There is no easy way to separate the effects of the pandemic versus the mature cannabis market on the recent increase in cannabis use. More data is coming — the federal government has invested millions of dollars in research — but we’ll have to wait to see those results.
The legalization of recreational cannabis, which has resulted in major reductions in societal harms such as heavily discriminatory police charges for cannabis offenses, has had major public health benefits.
My concern is that a rapidly commercializing cannabis market could lead to increased cannabis use and harm. Groups with financial interests in selling cannabis are already claiming that current regulations such as a cannabis tax, child-resistant packaging and a ban on cannabis advertising, including social media, are restricting innovation.

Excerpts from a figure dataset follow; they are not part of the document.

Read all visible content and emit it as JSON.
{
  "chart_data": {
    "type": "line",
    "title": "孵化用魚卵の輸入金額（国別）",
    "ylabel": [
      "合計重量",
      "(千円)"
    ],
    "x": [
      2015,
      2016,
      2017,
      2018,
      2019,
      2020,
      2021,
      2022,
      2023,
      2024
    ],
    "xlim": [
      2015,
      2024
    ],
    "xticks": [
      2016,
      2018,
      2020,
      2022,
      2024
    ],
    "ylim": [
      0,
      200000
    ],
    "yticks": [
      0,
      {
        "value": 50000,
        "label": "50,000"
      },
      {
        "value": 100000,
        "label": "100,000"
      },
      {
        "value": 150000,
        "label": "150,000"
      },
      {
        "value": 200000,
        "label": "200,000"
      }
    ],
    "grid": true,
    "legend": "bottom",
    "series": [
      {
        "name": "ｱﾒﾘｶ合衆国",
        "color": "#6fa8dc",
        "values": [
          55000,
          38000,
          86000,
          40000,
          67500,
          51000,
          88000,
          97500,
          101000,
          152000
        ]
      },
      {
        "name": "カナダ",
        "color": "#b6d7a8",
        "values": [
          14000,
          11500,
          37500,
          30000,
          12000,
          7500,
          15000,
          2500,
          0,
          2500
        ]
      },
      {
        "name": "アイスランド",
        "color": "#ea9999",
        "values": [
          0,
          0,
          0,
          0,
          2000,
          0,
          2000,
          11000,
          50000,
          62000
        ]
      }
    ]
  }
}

They argue that these should be updated – meaning removed or reduced – to compete with the illegal market.
During the upcoming regulatory review, we need to remember that these rules were deliberately designed. Decades of research on alcohol and tobacco, and emerging cannabis-specific evidence, suggest that these measures are highly effective in reducing cannabis use among youth and young adults.
The federal government recommends that people start low and go slow to avoid potential adverse effects from cannabis. The rapid expansion of the cannabis retail market over the past year is due to the regulatory counterpart of our country, which has witnessed a huge cannabis consumption for the first time. We don’t know how high we are going to rise. While we wait to find out it’s probably not a good idea to have another food item.
My advice to the government during the forthcoming review is to listen to their own recommendations and go slow on any changes to cannabis regulations.